# Outlook 2007 "Send As" another account



## PG Croat

This is a pretty simple question that I just can't seem to find an answer to. I set up an employee with a second exchange mailbox. He needed to have one e-mail address set up with a different domain but because Outlook only allows for one exchange account to be set up I needed to set it up so that he had full access permission and Send as permission.

Now I know how to check the mailbox once you have full access permission but how do you send as the other account?

I figured it would be straight forward but I got stuck. I know I'm overlooking something obvious. Thanks in advance.


----------



## Dragoen

Yea this might be a Duh! I only have OL 2003 - but in OL 2007 it is probably just moved somewhere new for consistency sake.... In a new email, on my Send toolbar, the second button is Accounts and that allows me to select which account the email will be sent out under.


----------



## PG Croat

Yeah I figured it would be one of those obvious things but there is no Accounts button or "From" button.

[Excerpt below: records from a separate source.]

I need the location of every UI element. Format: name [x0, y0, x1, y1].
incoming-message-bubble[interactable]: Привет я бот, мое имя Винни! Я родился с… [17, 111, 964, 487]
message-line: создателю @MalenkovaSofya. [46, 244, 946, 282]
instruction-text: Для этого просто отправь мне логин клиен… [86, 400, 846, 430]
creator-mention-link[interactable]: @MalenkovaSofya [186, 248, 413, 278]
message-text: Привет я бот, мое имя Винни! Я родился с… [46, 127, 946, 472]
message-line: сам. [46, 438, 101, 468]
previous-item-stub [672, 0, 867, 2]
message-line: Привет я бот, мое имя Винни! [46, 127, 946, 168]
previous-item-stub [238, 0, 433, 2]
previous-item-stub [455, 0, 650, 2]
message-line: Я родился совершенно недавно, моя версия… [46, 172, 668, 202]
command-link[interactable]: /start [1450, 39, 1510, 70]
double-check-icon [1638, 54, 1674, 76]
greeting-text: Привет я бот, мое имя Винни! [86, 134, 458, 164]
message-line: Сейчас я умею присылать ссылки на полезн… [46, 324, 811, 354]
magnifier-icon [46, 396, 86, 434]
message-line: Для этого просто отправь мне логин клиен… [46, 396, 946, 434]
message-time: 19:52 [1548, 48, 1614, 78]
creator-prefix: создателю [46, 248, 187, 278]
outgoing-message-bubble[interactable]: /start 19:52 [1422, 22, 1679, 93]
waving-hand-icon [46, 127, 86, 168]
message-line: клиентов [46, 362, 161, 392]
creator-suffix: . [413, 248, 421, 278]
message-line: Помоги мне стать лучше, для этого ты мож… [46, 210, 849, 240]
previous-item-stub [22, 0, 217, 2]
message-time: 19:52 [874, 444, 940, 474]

Another question though. Will it say the person is sending on behalf of the other account? I'm just asking cause its the same guy and that'll seem kind of dumb if it says he is sending on behalf of himself.


----------



## Dragoen

Makes you wonder why a company that pushed for standardization of GUI software interfaces to reduce user learning curves has gone to moving and removing controls in each revision of their software packages...hmmm could it be to create more demand for MS training courses??? Oops, sorry I digressed to my soapbox, hope that's not taboo in a technical thread.

The email will say From: _Name given to the email account_ [email address of the account]

Maybe someone more familiar with Outlook 2007 will weigh in with the answer. It's got to be hidden in there somewhere.


----------



## PG Croat

Found it, you have to go into the Options tab in the ribbon and thats where you'll find the option to show the "From" button. After that its pretty self explanitory. Thanks for the help though, I appreciate it.


----------